Neutralization of BCL-2/XL Enhances the Cytotoxicity of T-DM1 In Vivo.
Mol Cancer Ther
; 18(6): 1115-1126, 2019 06.
Article
em En
| MEDLINE
| ID: mdl-30962322
ABSTRACT
One of the most recent advances in the treatment of HER2+ breast cancer is the development of the antibody-drug conjugate, T-DM1. T-DM1 has proven clinical benefits for patients with advanced and/or metastatic breast cancer who have progressed on prior HER2-targeted therapies. However, T-DM1 resistance ultimately occurs and represents a major obstacle in the effective treatment of this disease. Because anti-apoptotic BCL-2 family proteins can affect the threshold for induction of apoptosis and thus limit the effectiveness of the chemotherapeutic payload, we examined whether inhibition of BCL-2/XL would enhance the efficacy of T-DM1 in five HER2-expressing patient-derived breast cancer xenograft models. Inhibition of BCL-2/XL via navitoclax/ABT-263 significantly enhanced the cytotoxicity of T-DM1 in two of three models derived from advanced and treatment-exposed metastatic breast tumors. No additive effects of combined treatment were observed in the third metastatic tumor model, which was highly sensitive to T-DM1, as well as a primary treatment-exposed tumor, which was refractory to T-DM1. A fifth model, derived from a treatment naïve primary breast tumor, was sensitive to T-DM1 but markedly benefited from combination treatment.

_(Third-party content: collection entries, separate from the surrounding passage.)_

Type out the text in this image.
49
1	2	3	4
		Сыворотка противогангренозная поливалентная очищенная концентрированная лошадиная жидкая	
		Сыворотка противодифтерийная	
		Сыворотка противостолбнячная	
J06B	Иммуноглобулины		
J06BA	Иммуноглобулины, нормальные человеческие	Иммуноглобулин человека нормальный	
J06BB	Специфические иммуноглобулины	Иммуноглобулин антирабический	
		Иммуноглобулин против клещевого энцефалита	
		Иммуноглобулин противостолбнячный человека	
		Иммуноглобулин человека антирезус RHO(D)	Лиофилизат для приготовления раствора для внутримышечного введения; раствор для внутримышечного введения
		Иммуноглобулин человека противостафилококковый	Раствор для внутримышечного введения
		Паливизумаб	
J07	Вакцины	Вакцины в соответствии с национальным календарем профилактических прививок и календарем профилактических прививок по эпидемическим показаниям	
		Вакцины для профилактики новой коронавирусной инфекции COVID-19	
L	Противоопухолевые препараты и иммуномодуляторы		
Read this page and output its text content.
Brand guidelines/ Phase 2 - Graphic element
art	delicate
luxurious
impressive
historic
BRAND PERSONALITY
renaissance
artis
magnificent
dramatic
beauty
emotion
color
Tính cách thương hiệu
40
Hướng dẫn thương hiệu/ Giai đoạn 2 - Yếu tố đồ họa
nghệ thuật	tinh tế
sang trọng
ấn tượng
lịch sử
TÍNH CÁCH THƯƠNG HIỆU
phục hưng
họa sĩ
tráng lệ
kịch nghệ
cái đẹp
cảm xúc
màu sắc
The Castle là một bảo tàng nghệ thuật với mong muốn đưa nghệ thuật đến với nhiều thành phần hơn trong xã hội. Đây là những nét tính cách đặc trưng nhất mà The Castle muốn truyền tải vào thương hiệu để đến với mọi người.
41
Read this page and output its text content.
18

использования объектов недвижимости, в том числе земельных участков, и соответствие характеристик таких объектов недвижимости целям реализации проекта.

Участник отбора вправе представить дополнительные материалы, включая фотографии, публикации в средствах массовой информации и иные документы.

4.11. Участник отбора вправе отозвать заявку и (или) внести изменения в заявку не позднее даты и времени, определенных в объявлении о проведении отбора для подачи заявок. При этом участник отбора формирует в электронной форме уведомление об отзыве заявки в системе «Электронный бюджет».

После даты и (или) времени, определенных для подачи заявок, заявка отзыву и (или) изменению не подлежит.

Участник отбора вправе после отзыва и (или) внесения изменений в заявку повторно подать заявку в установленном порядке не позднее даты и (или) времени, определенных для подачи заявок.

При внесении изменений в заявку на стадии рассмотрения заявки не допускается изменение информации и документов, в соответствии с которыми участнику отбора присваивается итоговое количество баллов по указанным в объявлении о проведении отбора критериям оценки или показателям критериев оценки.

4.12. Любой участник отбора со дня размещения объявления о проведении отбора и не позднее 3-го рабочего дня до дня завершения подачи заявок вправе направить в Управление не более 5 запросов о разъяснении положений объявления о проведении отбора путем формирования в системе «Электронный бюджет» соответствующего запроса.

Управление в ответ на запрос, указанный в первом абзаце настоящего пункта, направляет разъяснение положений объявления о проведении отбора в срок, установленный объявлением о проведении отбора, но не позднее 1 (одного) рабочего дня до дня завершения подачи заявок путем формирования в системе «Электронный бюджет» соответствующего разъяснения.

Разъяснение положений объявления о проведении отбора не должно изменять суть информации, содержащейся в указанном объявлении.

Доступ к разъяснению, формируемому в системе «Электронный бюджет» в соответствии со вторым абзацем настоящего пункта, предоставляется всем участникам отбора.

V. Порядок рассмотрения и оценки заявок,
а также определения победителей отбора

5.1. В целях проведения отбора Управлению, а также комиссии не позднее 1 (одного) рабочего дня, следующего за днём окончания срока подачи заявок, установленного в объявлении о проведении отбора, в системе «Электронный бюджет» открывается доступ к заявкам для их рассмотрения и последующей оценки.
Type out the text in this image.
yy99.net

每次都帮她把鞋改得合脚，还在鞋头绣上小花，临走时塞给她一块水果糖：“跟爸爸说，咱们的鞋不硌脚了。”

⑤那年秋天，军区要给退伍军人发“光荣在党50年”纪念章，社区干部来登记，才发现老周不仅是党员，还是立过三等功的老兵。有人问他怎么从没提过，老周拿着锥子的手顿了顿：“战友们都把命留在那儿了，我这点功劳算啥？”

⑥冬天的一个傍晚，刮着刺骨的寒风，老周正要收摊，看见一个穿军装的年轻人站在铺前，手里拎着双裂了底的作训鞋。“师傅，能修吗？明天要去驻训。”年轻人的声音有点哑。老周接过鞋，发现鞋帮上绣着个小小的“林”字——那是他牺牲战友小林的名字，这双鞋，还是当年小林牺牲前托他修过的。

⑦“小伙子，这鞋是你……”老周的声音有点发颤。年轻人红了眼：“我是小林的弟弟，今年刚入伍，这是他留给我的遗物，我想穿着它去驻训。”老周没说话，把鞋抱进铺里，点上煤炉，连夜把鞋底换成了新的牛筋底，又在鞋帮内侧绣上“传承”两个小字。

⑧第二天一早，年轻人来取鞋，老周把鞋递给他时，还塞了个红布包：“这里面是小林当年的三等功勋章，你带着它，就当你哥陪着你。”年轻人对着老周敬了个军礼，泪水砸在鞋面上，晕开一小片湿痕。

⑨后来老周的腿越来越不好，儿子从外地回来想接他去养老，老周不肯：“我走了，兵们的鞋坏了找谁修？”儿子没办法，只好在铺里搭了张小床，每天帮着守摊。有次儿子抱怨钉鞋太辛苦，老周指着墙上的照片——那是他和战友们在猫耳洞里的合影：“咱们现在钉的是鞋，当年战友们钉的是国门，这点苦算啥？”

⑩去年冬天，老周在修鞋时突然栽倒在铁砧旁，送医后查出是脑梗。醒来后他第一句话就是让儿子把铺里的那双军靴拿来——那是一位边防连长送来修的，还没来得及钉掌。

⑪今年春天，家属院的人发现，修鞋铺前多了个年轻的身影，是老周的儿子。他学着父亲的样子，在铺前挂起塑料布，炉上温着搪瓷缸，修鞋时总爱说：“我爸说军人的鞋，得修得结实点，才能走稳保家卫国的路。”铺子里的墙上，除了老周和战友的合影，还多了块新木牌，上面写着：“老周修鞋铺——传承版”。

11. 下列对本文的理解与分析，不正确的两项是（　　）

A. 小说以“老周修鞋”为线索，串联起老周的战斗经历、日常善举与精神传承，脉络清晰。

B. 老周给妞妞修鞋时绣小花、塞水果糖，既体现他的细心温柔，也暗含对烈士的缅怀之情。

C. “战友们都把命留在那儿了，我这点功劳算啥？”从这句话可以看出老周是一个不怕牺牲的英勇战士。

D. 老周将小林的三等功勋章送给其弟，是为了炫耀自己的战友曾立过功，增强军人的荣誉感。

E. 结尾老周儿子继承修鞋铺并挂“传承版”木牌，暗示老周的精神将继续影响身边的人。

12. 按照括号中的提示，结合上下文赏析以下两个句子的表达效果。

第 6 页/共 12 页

Notably, both PDXs that were highly responsive to the combination therapy expressed low HER2 protein levels and lacked ERBB2 amplification, suggesting that BCL-2/XL inhibition can enhance sensitivity of tumors with low HER2 expression. Toxicities associated with combined treatments were significantly ameliorated with intermittent ABT-263 dosing. Taken together, these studies provide evidence that T-DM1 cytotoxicity could be significantly enhanced via BCL-2/XL blockade and support clinical investigation of this combination beyond ERBB2-amplified and/or HER2-overexpressed tumors.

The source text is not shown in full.